Die Entscheidung der US-Regierung unter Präsident Donald Trump, die Militärhilfe für die Ukraine auszusetzen, stellt eine ernsthafte Herausforderung für die Verteidigungsfähigkeit des Landes dar, auch wenn sie, wie Experten anmerken, keine unmittelbaren militärischen Konsequenzen haben wird. Dies berichtet die Nachrichtenagentur AP und betont, dass die USA die Lieferung bestimmter Waffentypen eingestellt haben, die für die ukrainischen Streitkräfte von entscheidender Bedeutung waren.
Ein Sprecher des Pentagons erklärte, Trumps Anordnung gelte nicht nur für neue Lieferungen, sondern auch für bereits genehmigte und in die Ukraine gelieferte Waffen. Welche Waffen genau von dem Verbot betroffen sind, bleibt jedoch unklar.
Die Veröffentlichung hebt außerdem hervor, dass die USA seit Kriegsbeginn im Wesentlichen zwei Methoden zur Waffenlieferung an die Ukraine genutzt haben: die Genehmigung des Präsidenten zur Entnahme von Waffen aus den Beständen des Pentagons und die Sicherheitshilfeinitiative (Security Assistance Initiative, SAI), die langfristige Verträge vorsieht.
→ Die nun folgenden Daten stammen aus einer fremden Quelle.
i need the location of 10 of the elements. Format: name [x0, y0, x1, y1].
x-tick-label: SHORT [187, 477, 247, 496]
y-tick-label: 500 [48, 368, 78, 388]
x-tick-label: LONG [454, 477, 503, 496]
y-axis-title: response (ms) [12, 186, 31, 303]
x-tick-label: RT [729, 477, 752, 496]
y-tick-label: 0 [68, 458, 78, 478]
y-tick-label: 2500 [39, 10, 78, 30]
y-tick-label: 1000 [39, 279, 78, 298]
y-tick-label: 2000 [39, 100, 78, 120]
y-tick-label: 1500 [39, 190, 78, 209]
Einige von der Regierung Joe Biden genehmigte Waffentypen wurden verboten, doch die genaue Höhe der verbleibenden Hilfslieferungen an die Ukraine ist weiterhin unklar.
Eine der gravierendsten Folgen der Aussetzung der Hilfszahlungen ist die Schwächung der ukrainischen Luftverteidigung, insbesondere der Mangel an Patriot-Raketen, die für den Schutz ukrainischer Städte vor russischen Luftangriffen unerlässlich sind. Der Militärexperte Patrick Bury merkte an, dass ein Großteil der US-Lieferungen kurzfristig nicht von anderen Ländern ersetzt werden könne.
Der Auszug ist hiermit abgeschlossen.